Ketika kebakaran hebat, dipicu salah satunya oleh El Nino, melanda Indonesia pada dekade 1990-an, Way Kambas turut terbakar, terutama di area bekas tebangan (logged-over area) HPH. Area bekas kebakaran ini kemudian diisi oleh padang ilalang, yang kemudian kerap mengalami kebakaran atau pembakaran. Terdapat padang ilalang seluas 40.780 hektare, atau hampir separuh luas kawasan, di Way Kambas. Di tengah padang ilalang inilah Auriga Nusantara bekerja sama dengan Balai Taman Nasional Way Kambas melakukan restorasi ekosistem.
1924 -- Kawasan hutan Way Kambas dan Cabang ditetapkan sebagai hutan lindung.
1937 -- Kawasan seluas 130.000 hektare ditetapkan sebagai Suaka Margasatwa Way Kambas melalui SK Gubernur Jenderal Hindia Belanda pada tanggal 26 Januari 1937 No. 26, Lembaran Negara 1937 No. 38.
1968 s.d 1974 -- Setelah beberapa dekade menjadi suaka margasatwa, di kawasan ini diterbitkan izin penebagan kayu Hak Pengusahaan Hutan PT Andatu. Tutupan hutan pun mengalami perubahan, dari hutan alam primer menjadi hutan alam sekunder.
1978 -- Menteri Pertanian mengubah Suaka Margasatwa Way Kambas menjadi Kawasan Pelestarian Alam (KPA) melalui Surat Keputusan Menteri Pertanian Nomor 429/Kpts-7/1978 tanggal 10 Juli 1978, dengan pengelolaan diserahkan kepada Sub Balai Kawasan Pelestarian Alam (SBKPA).
1982 -- Menteri Pertanian RI mengubah Kawasan Pelestarian Alam menjadi Taman Nasional Way Kambas.
1985 -- Melalui Surat Keputusan Menteri Kehutanan Nomor 177/Kpts-II/1985 tanggal 12 Oktober 1985, Menteri Kehutanan menetapkan kawasan ini menjadi Kawasan Konservasi Sumber Daya Alam dengan pengelolaannya diserahkan kepada Balai Konservasi Sumber Daya Alam (BKSDA). Luas kawasan ditetapkan 130.000 hektare.
1989 -- Dengan luas kawasan yang tidak berubah, pada acara Pekan Konservasi Nasional di Kaliurang, Yogyakarta, Menteri Kehutanan menetapkan Taman Nasional Way Kambas melalui Surat Keputusan Menteri Kehutanan Nomor 444/Menhut-II/1989 tanggal 1 April 1989.

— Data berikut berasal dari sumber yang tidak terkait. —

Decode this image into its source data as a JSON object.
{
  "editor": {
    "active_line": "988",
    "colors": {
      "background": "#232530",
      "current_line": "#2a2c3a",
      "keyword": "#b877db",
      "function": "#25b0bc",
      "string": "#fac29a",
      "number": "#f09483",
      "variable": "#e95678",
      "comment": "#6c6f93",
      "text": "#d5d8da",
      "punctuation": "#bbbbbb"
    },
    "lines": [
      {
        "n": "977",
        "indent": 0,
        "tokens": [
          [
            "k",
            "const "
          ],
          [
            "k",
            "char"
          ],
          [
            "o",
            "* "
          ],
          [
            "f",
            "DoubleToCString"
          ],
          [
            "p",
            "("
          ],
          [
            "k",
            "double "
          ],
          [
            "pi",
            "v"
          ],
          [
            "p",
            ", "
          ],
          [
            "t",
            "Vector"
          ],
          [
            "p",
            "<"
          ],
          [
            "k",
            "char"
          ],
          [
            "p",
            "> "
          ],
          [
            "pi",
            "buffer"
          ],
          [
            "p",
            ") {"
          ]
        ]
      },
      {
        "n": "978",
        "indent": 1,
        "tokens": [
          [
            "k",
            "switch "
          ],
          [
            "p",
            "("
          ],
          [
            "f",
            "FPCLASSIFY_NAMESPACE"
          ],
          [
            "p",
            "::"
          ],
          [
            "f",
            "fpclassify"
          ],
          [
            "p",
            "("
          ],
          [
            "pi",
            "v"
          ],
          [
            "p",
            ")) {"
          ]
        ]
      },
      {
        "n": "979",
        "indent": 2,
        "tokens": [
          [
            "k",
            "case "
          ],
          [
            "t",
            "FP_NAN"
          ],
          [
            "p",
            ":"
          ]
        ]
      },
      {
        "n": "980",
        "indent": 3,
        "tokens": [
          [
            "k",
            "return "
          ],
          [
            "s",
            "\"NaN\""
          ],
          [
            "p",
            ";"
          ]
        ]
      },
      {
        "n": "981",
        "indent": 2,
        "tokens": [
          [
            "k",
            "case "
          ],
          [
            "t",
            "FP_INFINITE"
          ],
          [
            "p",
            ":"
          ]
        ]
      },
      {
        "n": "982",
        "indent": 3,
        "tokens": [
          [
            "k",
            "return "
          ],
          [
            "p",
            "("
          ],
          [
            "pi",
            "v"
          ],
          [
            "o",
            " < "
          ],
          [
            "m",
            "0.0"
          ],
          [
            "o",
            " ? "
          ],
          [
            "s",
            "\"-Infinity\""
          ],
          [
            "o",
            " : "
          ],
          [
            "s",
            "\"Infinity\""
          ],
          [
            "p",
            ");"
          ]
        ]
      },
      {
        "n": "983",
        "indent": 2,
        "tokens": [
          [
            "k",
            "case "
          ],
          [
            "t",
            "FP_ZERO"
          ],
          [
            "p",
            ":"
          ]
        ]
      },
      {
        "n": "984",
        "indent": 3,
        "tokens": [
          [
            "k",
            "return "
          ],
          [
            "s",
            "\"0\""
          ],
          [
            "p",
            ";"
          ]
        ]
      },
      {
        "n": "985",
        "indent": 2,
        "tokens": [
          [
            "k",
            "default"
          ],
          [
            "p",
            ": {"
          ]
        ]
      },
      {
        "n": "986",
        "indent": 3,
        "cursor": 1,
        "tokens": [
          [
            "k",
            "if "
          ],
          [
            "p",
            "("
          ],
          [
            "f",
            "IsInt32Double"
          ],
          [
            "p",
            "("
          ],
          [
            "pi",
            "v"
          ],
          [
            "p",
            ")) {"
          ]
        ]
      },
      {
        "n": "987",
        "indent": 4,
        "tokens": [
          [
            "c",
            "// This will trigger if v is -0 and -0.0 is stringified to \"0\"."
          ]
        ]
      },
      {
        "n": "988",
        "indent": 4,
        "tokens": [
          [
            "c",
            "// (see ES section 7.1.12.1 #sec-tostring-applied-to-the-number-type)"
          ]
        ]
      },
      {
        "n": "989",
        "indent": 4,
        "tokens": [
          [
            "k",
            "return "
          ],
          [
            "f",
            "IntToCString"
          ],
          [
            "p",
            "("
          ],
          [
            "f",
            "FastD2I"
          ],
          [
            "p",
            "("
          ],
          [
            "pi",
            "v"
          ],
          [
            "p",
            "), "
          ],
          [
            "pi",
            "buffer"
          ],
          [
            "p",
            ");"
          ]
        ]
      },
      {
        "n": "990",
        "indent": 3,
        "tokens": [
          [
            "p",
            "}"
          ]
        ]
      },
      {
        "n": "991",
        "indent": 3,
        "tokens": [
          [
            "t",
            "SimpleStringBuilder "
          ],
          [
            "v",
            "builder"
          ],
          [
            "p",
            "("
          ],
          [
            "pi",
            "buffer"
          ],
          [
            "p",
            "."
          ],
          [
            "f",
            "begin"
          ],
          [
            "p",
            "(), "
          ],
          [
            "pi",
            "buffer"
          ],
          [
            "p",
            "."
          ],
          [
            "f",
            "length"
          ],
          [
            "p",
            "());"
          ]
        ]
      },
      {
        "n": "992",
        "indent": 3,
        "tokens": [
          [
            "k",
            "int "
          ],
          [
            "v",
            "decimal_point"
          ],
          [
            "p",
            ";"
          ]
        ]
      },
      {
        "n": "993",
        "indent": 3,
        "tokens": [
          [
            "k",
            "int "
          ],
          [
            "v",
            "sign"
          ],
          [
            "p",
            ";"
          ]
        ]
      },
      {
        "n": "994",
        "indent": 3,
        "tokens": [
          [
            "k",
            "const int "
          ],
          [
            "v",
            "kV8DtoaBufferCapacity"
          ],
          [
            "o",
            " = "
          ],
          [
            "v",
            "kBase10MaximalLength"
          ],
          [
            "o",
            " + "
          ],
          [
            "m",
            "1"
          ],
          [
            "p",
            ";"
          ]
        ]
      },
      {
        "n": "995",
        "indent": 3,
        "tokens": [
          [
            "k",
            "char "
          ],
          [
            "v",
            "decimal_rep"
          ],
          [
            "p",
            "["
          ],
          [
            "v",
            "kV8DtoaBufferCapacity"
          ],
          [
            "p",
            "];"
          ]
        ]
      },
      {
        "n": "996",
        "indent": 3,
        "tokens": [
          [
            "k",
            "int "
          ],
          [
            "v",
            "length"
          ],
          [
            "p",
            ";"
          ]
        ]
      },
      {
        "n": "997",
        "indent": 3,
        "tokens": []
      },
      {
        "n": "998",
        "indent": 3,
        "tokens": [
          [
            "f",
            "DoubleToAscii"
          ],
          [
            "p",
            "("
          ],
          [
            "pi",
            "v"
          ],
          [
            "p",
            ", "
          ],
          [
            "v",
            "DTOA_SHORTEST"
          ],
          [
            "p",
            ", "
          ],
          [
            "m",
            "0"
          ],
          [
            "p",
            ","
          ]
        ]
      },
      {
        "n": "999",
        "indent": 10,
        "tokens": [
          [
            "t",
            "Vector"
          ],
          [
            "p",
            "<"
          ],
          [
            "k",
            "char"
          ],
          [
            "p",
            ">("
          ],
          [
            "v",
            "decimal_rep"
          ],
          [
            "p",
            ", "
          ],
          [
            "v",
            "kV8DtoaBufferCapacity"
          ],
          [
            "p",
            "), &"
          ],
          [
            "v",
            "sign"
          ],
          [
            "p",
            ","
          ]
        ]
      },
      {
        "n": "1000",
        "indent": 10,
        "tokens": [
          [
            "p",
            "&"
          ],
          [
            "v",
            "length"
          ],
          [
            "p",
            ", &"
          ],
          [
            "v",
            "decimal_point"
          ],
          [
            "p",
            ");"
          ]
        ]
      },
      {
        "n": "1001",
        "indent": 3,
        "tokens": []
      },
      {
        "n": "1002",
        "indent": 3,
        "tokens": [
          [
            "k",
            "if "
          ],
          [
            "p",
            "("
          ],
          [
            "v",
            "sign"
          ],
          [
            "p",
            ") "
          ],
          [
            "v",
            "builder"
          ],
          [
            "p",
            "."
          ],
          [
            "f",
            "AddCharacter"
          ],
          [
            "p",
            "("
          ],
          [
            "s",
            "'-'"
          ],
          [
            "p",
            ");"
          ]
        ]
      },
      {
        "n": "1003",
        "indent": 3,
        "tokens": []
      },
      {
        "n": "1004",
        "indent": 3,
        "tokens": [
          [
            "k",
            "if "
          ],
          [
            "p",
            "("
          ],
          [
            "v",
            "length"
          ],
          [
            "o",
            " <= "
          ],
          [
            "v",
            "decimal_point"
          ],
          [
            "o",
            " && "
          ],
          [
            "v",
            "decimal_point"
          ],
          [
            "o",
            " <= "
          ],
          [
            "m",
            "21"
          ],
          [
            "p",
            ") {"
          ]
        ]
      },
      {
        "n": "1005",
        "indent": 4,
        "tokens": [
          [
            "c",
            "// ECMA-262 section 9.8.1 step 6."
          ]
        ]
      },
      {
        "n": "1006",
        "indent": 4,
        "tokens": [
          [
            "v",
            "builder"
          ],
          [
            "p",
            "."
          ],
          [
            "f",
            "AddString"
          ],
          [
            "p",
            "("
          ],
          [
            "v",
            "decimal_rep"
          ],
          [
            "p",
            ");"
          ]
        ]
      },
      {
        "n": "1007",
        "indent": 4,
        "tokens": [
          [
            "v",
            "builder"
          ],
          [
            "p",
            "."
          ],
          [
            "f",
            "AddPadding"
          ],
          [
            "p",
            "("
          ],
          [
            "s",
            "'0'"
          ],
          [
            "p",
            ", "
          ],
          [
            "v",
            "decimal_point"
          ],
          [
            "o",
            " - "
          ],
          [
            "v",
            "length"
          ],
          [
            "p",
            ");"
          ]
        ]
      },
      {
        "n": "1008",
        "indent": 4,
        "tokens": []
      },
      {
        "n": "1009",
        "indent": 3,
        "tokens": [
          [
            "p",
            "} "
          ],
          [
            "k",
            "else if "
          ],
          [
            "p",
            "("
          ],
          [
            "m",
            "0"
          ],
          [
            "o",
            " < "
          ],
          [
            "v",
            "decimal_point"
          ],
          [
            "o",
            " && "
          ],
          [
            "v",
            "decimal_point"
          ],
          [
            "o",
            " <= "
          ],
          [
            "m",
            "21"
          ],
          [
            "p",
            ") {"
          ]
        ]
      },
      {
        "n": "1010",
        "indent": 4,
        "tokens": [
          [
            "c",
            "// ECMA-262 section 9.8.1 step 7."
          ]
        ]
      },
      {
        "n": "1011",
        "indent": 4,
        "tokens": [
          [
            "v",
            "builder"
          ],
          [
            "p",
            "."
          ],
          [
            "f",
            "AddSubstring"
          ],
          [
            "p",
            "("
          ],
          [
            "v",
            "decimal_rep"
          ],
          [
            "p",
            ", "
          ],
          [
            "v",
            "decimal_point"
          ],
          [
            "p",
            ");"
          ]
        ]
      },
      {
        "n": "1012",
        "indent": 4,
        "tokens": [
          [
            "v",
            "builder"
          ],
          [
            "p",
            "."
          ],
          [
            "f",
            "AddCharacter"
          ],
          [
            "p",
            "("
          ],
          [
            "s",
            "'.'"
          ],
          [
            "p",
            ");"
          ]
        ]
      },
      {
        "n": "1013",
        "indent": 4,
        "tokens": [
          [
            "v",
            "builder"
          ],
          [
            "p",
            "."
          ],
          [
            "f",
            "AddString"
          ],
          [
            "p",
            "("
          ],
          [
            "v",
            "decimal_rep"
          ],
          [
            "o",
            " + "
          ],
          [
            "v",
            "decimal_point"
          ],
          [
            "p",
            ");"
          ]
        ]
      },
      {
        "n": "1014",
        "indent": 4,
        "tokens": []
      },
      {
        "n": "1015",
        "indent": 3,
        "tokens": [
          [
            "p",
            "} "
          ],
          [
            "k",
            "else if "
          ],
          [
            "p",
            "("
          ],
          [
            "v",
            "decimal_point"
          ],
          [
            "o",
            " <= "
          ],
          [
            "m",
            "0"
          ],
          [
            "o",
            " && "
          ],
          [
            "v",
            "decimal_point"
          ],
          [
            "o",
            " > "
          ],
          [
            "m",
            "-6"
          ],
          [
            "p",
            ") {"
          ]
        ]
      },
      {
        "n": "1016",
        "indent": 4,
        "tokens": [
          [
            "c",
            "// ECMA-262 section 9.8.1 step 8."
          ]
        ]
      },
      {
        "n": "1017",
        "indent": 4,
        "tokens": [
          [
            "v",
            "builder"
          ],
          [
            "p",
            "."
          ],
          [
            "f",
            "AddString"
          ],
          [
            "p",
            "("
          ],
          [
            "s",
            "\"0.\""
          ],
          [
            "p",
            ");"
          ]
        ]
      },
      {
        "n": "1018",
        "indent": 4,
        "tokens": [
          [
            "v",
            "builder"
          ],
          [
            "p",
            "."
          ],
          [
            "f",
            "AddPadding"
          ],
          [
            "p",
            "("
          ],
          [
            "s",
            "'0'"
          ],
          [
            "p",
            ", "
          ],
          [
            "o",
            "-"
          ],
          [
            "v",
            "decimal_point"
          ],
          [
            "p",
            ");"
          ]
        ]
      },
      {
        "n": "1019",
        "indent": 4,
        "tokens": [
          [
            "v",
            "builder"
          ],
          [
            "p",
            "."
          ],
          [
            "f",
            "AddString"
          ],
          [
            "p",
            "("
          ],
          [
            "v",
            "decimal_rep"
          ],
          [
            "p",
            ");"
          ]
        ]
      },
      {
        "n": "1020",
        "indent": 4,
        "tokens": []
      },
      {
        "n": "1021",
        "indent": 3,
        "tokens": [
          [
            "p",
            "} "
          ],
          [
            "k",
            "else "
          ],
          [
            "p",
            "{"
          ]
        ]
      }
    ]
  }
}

1991 -- Melalui Surat Keputusan Menteri Kehutanan nomor 144/Kpts/II/1991 tanggal 13 Maret 1991 pengelolaan Taman Nasional Way Kambas diserahkan kepada Sub Balai Konservasi Sumber Daya Alam Way Kambas. Unit ini bertanggung jawab kepada Balai Konsevasi Sumber Daya Alam II Tanjung Karang.
1997 -- Melalui Surat Keputusan Menteri Kehutanan Nomor 185/Kpts-II/1997 tanggal 13 maret 1997 pengelolaan kawasan ini diserahkan kepada Balai Taman Nasional Way Kambas.
1999 -- Melalui SK Menhutbun No. 670/Kpts-II/1999 tanggal 26 Agustus 1999 Taman Nasional Way Kambas ditetapkan seluas 125.621 hektare.
Memulihkan ekosistem Way Kambas sehingga menjadi habitat yang aman dan nyaman bagi satwa setempat, seperti gajah, harimau, badak.